A puppet of Cyrano de Bergerac has presided over my mother’s mantle as long as I can remember. It was such a part of our living room scenery that I never bothered to ask about its origin. I only knew that our Cyrano had once performed on the Brussels stage.
On my last visit to Brussels, I found our puppet’s roots in an age-old tavern at the end of a cobblestoned alleyway. Stepping into Toone for the first time felt a bit like coming home to me, as though Cyrano’s cousins had been waiting for me for decades.

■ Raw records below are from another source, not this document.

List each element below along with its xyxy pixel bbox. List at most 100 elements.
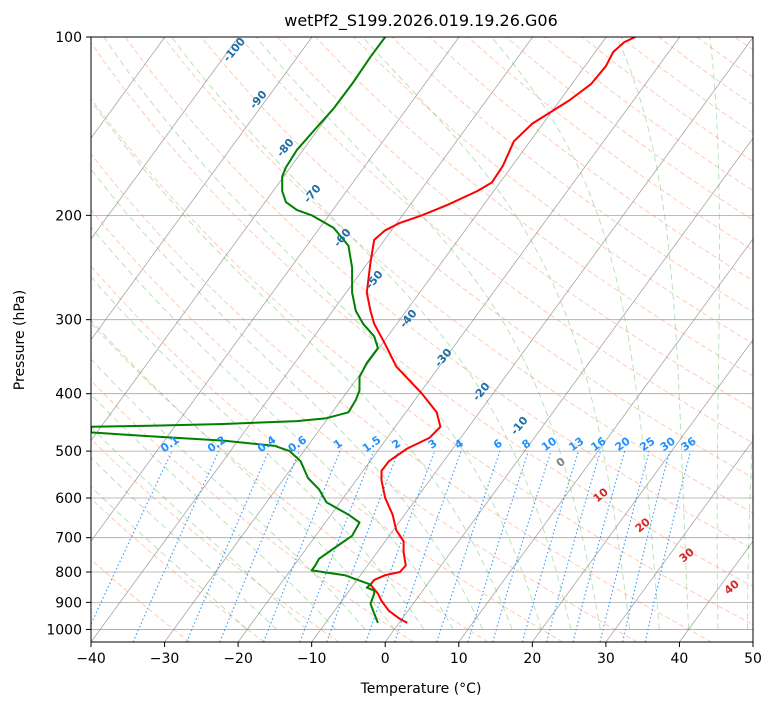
mixing-ratio-label: 6 [491, 437, 505, 452]
x-tick-label: 20 [523, 651, 541, 667]
dry-adiabat [734, 37, 753, 51]
mixing-ratio-line [546, 450, 602, 642]
x-tick-label: −40 [76, 651, 106, 667]
dry-adiabat [91, 41, 753, 588]
moist-adiabat [103, 37, 542, 630]
mixing-ratio-label: 3 [426, 437, 440, 452]
dry-adiabat-label: -70 [301, 182, 324, 206]
y-axis-label: Pressure (hPa) [12, 290, 28, 390]
isotherm-line [91, 37, 313, 341]
dry-adiabat [91, 497, 265, 642]
moist-adiabat [91, 358, 366, 630]
mixing-ratio-line [622, 450, 671, 642]
dry-adiabat [353, 37, 753, 345]
y-tick-label: 700 [55, 531, 82, 547]
isotherm-line [679, 540, 753, 642]
mixing-ratio-label: 1.5 [360, 433, 383, 455]
moist-adiabat [255, 37, 601, 630]
dry-adiabat [91, 558, 190, 642]
isotherm-line [237, 37, 681, 642]
mixing-ratio-line [262, 450, 341, 642]
moist-adiabat [91, 168, 484, 630]
y-tick-label: 500 [55, 444, 82, 460]
plot-frame [90, 36, 754, 643]
mixing-ratio-line [219, 450, 300, 642]
dry-adiabat [91, 153, 713, 642]
y-axis-ticks: 100 200 300 400 500 600 700 800 900 1000 [46, 30, 91, 638]
mixing-ratio-line [326, 450, 399, 642]
mixing-ratio-label: 2 [390, 437, 404, 452]
mixing-ratio-line [132, 450, 220, 642]
temperature-profile [365, 37, 636, 624]
dry-adiabat-label: -20 [470, 380, 493, 404]
mixing-ratio-line [365, 450, 436, 642]
mixing-ratio-line [91, 450, 173, 626]
mixing-ratio-line [299, 450, 375, 642]
mixing-ratio-line [186, 450, 270, 642]
isotherm-line [752, 641, 753, 642]
dry-adiabat [696, 37, 753, 78]
dry-adiabat [91, 265, 563, 642]
dewpoint-profile [91, 37, 387, 624]
moist-adiabat [91, 319, 395, 630]
moist-adiabat-label: 30 [677, 545, 697, 565]
moist-adiabat [91, 426, 307, 630]
dry-adiabat [200, 37, 753, 479]
moist-adiabat [91, 486, 248, 630]
x-axis-ticks: −40 −30 −20 −10 0 10 20 30 40 50 [76, 642, 762, 667]
x-tick-label: 50 [744, 651, 762, 667]
dry-adiabat [505, 37, 753, 221]
moist-adiabat [171, 37, 572, 630]
moist-adiabat [491, 37, 660, 630]
mixing-ratio-label: 4 [452, 437, 466, 452]
x-tick-label: −30 [150, 651, 180, 667]
x-tick-label: −20 [223, 651, 253, 667]
dry-adiabat [277, 37, 753, 410]
y-tick-label: 200 [55, 208, 82, 224]
isotherm-line [605, 439, 753, 642]
isotherm-line [532, 339, 753, 642]
dry-adiabat-label: -100 [220, 35, 248, 65]
mixing-ratio-label: 8 [520, 437, 534, 452]
y-tick-label: 1000 [46, 622, 82, 638]
dry-adiabat-label: -10 [508, 414, 531, 438]
isotherm-line [458, 238, 753, 642]
y-tick-label: 300 [55, 313, 82, 329]
mixing-ratio-line [467, 450, 529, 642]
isotherm-line [91, 37, 239, 240]
mixing-ratio-line [599, 450, 650, 642]
mixing-ratio-line [394, 450, 462, 642]
mixing-ratio-line [644, 450, 692, 642]
dry-adiabat [543, 37, 753, 191]
isotherm-line [91, 37, 533, 642]
dry-adiabat [315, 37, 753, 377]
x-tick-label: 40 [671, 651, 689, 667]
moist-adiabat [91, 100, 513, 630]
mixing-ratio-line [492, 450, 552, 642]
dry-adiabat [162, 37, 753, 514]
x-axis-label: Temperature (°C) [360, 681, 482, 697]
moist-adiabat-label: 10 [591, 485, 611, 505]
y-tick-label: 400 [55, 387, 82, 403]
line-labels: 0.1 0.2 0.4 0.6 1 1.5 2 3 4 6 8 10 13 16 20 25 30 36-100-… [158, 35, 742, 597]
dry-adiabat [124, 37, 753, 550]
dry-adiabat [91, 438, 340, 642]
y-tick-label: 100 [55, 30, 82, 46]
isotherm-line [91, 37, 386, 442]
isotherm-line [384, 137, 753, 642]
moist-adiabat [91, 276, 425, 630]
mixing-ratio-line [572, 450, 626, 642]
x-tick-label: −10 [297, 651, 327, 667]
sounding-profiles [91, 37, 636, 624]
moist-adiabat [91, 393, 336, 630]
mixing-ratio-line [521, 450, 579, 642]
mixing-ratio-line [436, 450, 501, 642]
x-tick-label: 0 [381, 651, 390, 667]
moist-adiabat [747, 417, 753, 630]
y-tick-label: 600 [55, 491, 82, 507]
dry-adiabat [91, 209, 638, 642]
dry-adiabat [91, 379, 414, 642]
moist-adiabat [91, 457, 277, 630]
mixing-ratio-label: 0.4 [255, 433, 279, 455]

The bar at Toone is one of the oldest in Brussels and a magical place to stop in for a drink, take in an evening puppet show, or better yet, do both. Its entrance is a little tricky to find. Just off the Grasmarkt near the Grand Place there’s a small archway. Duck through there to find a quiet cobbled courtyard and just beyond, a stone building. If you arrive at dusk, the place seems to have a magical golden glow.
Upon entry you’ll find several rooms with tables, some puppets hanging from the ceiling, and an old puppet stage where a performance of Don Quixote seems frozen in time. Though for some this is all they’ll see while drinking local beer at the bar, for others it’s just the waiting room for the main event: the weekend performances of the Royal Theater of Toone.
Friday and Saturday nights a line of young and old, locals and tourists, snakes up the stairs to the “new” theater to see classics like the Three Musketeers, William Tell, and Hamlet, in miniature. The performances are in Bruxellois, the ancient language of Brussels that mixes French and Flemish. Don’t let that scare off you or the kids. The classic plays are full of action and quite easy to follow. They also offer shows in a variety of other languages on demand.
Brussels’ puppet shows go back to Philippe II’s reign, when shows were performed in the crowded rooms of the traditional Marolles neighborhood, with folks gathered as much for the entertainment as for the warm fires that glowed on long winter nights.
The Theatre of Toone began in 1830 with its first master puppeteer, Toone I. The current master puppeteer, Nicolas Géal, was named Toone VIII in 2003. The honor is passed from one generation to the next, not always to a direct descendant, but to the best puppeteer. Nicolas did receive the honor from his father José, however, who had held the title of Toone VII since 1963. Nicolas stays on to help with the shows and to offer Bruxellois language courses on Saturday mornings.
Although shows are not specifically geared toward children, they are generally appropriate for all ages.